Show Me What You Want: Using Card Sorts to Clarify a Vision
Workshop scheduled at 1:00-4:00 in Room 1 (Johnson)
It’s hard to understand the vision in someone else’s head: the aesthetic a client is imagining, the way a team wants their written content to sound and feel, the personality of a new product or service. If you’re like most of us, you’ve taken a stab at it only to learn that wasn’t quite what your collaborators were envisioning.
How to help people communicate a picture that’s living in fuzzy form inside their heads – before you take that first stab at the work?
Card sorting activities provide a powerful (and fun!) tool for helping others give concrete shape to their vision for a project.

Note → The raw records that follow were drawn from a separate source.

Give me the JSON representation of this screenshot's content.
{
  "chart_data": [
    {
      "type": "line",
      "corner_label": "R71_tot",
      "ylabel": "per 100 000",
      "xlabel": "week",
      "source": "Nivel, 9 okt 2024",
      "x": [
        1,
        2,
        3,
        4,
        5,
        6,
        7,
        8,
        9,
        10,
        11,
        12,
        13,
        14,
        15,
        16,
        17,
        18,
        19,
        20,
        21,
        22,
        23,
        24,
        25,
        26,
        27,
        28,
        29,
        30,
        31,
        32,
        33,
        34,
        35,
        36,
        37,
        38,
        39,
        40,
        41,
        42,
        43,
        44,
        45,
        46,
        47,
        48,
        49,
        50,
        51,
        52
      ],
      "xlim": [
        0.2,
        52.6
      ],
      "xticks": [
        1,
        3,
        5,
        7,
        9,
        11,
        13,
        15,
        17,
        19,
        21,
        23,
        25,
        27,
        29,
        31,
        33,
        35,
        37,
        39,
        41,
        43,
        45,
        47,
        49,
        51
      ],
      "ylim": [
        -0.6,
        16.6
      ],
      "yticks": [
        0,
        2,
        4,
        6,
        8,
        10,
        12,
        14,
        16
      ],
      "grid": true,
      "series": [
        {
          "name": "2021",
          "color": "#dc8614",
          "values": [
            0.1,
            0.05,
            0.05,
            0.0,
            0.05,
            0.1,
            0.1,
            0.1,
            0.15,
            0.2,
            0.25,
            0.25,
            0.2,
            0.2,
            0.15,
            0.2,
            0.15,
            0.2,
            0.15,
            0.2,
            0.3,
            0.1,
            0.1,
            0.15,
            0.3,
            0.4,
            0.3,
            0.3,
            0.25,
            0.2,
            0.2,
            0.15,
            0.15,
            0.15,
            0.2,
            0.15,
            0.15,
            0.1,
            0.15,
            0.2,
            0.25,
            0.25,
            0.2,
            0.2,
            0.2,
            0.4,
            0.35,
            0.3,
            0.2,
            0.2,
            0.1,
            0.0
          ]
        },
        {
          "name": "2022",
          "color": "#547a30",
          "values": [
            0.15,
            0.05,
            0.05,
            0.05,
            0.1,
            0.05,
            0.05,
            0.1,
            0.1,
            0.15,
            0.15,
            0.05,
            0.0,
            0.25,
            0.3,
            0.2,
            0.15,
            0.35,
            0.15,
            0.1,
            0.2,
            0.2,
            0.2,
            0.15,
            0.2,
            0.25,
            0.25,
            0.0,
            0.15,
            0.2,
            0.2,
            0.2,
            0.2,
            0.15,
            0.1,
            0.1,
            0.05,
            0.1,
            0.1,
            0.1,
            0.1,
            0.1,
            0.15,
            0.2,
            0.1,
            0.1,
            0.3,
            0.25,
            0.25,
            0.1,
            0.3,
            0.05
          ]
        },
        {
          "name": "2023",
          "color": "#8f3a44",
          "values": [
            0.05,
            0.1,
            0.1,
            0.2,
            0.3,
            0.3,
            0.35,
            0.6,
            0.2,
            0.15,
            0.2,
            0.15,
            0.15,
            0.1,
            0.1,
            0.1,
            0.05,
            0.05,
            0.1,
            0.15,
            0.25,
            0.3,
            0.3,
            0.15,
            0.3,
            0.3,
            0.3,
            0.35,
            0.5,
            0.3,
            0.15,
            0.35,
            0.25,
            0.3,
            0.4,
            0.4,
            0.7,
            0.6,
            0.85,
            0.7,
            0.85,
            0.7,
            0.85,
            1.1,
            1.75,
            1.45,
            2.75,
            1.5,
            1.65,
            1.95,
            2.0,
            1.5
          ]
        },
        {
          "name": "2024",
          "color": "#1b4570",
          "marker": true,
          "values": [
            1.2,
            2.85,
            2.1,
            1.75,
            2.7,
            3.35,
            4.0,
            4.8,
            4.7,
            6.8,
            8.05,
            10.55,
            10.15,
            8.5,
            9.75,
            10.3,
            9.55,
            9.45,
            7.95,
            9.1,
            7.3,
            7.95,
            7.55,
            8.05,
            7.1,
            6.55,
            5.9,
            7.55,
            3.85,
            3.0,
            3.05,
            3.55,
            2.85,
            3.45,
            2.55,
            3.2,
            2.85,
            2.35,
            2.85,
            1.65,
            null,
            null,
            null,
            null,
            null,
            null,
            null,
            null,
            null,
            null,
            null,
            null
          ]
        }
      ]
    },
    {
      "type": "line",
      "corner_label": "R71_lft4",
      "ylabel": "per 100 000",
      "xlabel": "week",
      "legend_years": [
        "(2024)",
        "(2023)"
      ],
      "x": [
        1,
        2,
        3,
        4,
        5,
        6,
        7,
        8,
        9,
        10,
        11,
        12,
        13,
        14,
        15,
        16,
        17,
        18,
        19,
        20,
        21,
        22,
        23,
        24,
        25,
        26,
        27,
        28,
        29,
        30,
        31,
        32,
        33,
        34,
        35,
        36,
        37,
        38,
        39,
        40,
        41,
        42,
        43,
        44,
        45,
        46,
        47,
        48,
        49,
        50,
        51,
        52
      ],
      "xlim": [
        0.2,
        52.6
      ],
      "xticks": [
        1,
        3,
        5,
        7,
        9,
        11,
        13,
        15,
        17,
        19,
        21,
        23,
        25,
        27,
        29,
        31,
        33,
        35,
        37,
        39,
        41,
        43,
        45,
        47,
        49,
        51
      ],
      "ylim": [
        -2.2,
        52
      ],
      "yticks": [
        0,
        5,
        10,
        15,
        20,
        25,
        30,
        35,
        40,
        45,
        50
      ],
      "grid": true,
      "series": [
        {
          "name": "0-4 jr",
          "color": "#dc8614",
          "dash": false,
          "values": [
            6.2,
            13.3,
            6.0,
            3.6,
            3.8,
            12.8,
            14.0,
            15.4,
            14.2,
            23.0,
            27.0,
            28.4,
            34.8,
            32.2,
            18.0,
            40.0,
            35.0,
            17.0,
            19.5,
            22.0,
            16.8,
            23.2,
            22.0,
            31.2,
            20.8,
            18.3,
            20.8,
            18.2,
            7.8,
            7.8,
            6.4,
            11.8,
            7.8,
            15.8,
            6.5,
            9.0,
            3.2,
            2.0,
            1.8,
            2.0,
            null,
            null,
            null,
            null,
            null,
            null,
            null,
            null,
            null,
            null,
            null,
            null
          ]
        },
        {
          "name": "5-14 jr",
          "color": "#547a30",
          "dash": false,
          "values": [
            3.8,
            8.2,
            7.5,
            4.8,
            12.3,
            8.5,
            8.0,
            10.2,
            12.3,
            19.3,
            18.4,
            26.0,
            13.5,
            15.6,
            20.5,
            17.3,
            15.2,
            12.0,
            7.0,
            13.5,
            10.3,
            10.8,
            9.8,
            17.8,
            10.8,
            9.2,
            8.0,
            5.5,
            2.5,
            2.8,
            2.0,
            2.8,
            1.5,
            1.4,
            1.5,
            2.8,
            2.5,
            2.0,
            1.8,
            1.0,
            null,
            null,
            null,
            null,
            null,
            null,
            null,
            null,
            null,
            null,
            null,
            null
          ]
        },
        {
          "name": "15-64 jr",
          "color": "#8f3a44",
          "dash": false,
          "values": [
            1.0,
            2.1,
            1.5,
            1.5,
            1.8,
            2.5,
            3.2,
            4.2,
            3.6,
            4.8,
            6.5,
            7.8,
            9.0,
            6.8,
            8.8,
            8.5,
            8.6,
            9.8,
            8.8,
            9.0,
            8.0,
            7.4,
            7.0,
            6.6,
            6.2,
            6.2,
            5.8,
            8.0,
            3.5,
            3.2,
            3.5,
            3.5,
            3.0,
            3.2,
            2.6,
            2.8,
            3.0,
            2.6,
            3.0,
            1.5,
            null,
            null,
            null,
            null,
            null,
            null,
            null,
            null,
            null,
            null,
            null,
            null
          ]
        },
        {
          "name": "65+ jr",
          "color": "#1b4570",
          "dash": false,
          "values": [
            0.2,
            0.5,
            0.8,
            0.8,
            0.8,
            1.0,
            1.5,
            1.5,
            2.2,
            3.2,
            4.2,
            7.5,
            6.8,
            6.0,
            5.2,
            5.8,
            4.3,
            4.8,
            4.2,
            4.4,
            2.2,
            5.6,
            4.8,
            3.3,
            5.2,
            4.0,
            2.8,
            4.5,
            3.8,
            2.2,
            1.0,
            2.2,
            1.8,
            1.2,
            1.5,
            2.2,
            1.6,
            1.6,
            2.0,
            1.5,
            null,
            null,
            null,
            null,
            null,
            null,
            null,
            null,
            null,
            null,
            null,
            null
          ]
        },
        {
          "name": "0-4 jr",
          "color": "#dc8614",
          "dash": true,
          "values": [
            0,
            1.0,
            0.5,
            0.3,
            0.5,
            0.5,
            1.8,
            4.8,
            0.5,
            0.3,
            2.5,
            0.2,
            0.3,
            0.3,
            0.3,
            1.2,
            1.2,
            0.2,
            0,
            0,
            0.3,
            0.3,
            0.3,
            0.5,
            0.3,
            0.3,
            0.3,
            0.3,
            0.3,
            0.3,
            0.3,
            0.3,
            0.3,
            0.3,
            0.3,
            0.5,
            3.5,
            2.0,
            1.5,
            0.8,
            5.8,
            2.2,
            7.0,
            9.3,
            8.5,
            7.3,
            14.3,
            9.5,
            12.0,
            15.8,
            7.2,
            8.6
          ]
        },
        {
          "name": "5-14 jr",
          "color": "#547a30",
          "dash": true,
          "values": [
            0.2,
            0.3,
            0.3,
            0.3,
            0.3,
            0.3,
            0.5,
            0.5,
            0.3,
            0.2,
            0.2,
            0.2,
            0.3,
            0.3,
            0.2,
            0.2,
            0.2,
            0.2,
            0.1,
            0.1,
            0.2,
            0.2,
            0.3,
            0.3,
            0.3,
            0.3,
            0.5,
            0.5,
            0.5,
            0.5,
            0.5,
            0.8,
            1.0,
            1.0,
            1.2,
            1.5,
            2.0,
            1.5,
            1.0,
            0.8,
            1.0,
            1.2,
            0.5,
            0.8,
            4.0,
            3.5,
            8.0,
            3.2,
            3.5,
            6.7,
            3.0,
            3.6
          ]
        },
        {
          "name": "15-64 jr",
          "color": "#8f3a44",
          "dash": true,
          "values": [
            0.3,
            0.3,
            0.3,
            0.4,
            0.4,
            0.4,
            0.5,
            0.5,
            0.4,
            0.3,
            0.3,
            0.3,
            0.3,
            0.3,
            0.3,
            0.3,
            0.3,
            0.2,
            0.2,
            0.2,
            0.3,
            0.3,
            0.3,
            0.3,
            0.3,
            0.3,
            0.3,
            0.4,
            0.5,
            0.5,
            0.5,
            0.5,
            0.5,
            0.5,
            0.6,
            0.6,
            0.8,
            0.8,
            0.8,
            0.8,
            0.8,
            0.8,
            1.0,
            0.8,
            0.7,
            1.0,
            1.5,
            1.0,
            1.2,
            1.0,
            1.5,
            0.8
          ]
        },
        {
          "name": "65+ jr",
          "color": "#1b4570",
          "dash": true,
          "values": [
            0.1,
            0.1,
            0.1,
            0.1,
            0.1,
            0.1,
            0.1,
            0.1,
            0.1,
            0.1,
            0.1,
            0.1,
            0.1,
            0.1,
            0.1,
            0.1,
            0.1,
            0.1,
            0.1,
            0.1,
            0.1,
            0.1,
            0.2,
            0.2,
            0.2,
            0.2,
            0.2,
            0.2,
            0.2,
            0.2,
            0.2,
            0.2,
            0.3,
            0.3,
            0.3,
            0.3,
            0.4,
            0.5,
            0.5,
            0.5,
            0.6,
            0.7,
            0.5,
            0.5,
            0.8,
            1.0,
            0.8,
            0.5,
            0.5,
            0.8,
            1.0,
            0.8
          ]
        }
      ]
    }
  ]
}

They’re as simple as they sound – giving people a set of cards labeled with descriptive words or pictures and watching them sort the cards into categories.
Along the way, your collaborators get to discover and clarify (and sometimes hotly debate) what they’re envisioning, and you hear rich details and stories that help you understand what they mean. Everyone’s aligned earlier in the game, and you can deliver exactly what they need with fewer rounds of feedback.
Drawing on the work of card sort greats like Donna Spencer and Margot Bloomstein, this workshop will teach you the practical details of running a card sort to clarify a vision, and the subtle nuances that will help you do it like the artful practitioner you already are.
Learning Outcomes:
You’ll walk away from this workshop with:
- foundational knowledge about card sorting, with case studies to show you what it looks like in action
- practical instructions for running a card sort, from planning to facilitating to figuring out what you’ve learned
- tips and tricks from the road, so you can avoid common mistakes
- hands-on practice at facilitating a card sort, so you can ask the nitty-gritty questions that come up when you try it yourself
Attendee Skill Level:
This workshop is appropriate for both students and beginners as well as seasoned practitioners. Attendees need only arrive with a baseline understanding of why shared vision is critical for a design project.
Presented By
Jen Sharber
Jen Sharber is a service designer in the fine city of Chicago, where she works as a consultant with small businesses who aim to do good for their communities.
In years prior, she led knowledge management and digital strategy programs at Teach For America, designing for the unique struggles of brand-new teachers. Jen spent her early professional years as the proverbial UX shop of one, doing a mashup of content strategy, information architecture, and web usability consulting.
Jen is passionate about coaching new designers. Her favorite challenges include building impossibly large affinity diagrams and mixing the perfect Aviation.